As I discussed above, today search engines rank pages using a combination of off-page and on-page factors. Additionally there are two types of factors, quality modifiers and topic modifiers.
On-page factors are anything that is on your page, not just what is visible, but anything in the source code search engines can see. To see what search engines see you can browse to your page and if using Internet Explorer go View>Source or, if using Mozilla Firefox, go View>Page Source. This is what the search engines see.
Off-page factors are primarily links and the context associated with them. Remember that I'm saying off-page, and not off-site. Even though you look at your site as one whole, search engines are much more interested in your pages as individuals. Think of links as votes, a link from one page to another is a vote from one page to another. The more votes you have, the better. Additionally the anchor text, the text used within the link, is part of the equation in that it indicates what the vote is for. The text around the link, the topic of the page in general, and every who links to the page that links to you, all of these can modify how much benefit you will get from each link.
Quality modifiers are factors that actually make the difference between being ranked #20 and being ranked #1. They are factors which search engines take to mean that your site is good. The biggest quality factors are off-page ones as search engines no longer trust webmasters to rate their own quality. So incoming links are the main quality factor in search engine algorithms. Also, many spam filters and or penalties are for your overall quality, there are a lot of little things that can bring you down in this regard.
Topic modifiers are factors that help a search engine to decide which keywords to rank your page under (as opposed to how high or low to rank it). The main topic modifiers are on-page factors such as keyword usage on your page, your title, your headings, and other on-page factors that will be discussed in other articles. However, the off-page context of your incoming links is a very important topic modifier as well.
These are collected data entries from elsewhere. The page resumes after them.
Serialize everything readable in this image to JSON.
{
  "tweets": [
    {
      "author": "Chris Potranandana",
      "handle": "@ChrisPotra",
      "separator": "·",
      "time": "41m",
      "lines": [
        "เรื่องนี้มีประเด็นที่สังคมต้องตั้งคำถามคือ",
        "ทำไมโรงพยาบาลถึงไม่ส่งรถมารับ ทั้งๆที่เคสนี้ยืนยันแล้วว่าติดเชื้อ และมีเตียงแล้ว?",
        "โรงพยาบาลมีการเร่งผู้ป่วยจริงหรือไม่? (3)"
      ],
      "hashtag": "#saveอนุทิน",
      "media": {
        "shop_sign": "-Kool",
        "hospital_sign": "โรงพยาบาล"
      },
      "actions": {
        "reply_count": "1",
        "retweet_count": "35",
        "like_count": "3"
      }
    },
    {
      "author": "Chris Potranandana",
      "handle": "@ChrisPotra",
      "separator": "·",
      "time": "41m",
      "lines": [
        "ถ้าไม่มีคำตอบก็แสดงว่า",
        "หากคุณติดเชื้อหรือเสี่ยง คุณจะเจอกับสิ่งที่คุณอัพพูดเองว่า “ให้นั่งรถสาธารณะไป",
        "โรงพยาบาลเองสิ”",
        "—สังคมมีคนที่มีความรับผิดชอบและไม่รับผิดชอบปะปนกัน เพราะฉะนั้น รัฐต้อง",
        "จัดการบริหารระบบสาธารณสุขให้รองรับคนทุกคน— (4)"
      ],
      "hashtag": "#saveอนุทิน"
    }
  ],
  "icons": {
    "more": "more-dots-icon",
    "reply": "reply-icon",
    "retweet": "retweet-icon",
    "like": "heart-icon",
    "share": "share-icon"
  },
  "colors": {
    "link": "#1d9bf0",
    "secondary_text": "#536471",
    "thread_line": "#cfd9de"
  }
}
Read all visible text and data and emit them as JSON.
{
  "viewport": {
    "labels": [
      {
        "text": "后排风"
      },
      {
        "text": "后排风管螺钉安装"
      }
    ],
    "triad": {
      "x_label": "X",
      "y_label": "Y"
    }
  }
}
The point I want to make with these factors is that you need all of them in a good balance in order to be successful in your search engine optimization efforts. A million incoming links but poor on-page optimization and you'll not rank well. Perfect on-page optimization but no incoming links and you'll not rank well. Good on-page optimization, lots of incoming links, but bad context & anchor text for your incoming links and you'll not rank well. You need as many incoming links as you can get, but within a good context for your website, and you need good on-page optimization without breaking any search engine guidelines. Do all that and you will rank well.
Maybe people mistakenly believe search engines want your website to be accessible and perfectly coded. This is not true. The issue is that building an accessible or usable site and building an effectively optimized site are coinciding goals for the most part. Many of the same changes you would make to enhance the usability of your site also help you rank better in the search engines, they help in each way for different reasons but they do help in each way.
Then of course, as I mentioned above, anything that makes a site of a higher quality generally earns that site more incoming links, so building a usable site is certainly a good idea, just make sure you understand that there isn't any direct bonus for usability, it is easy to get carried away with it if you make that mistake.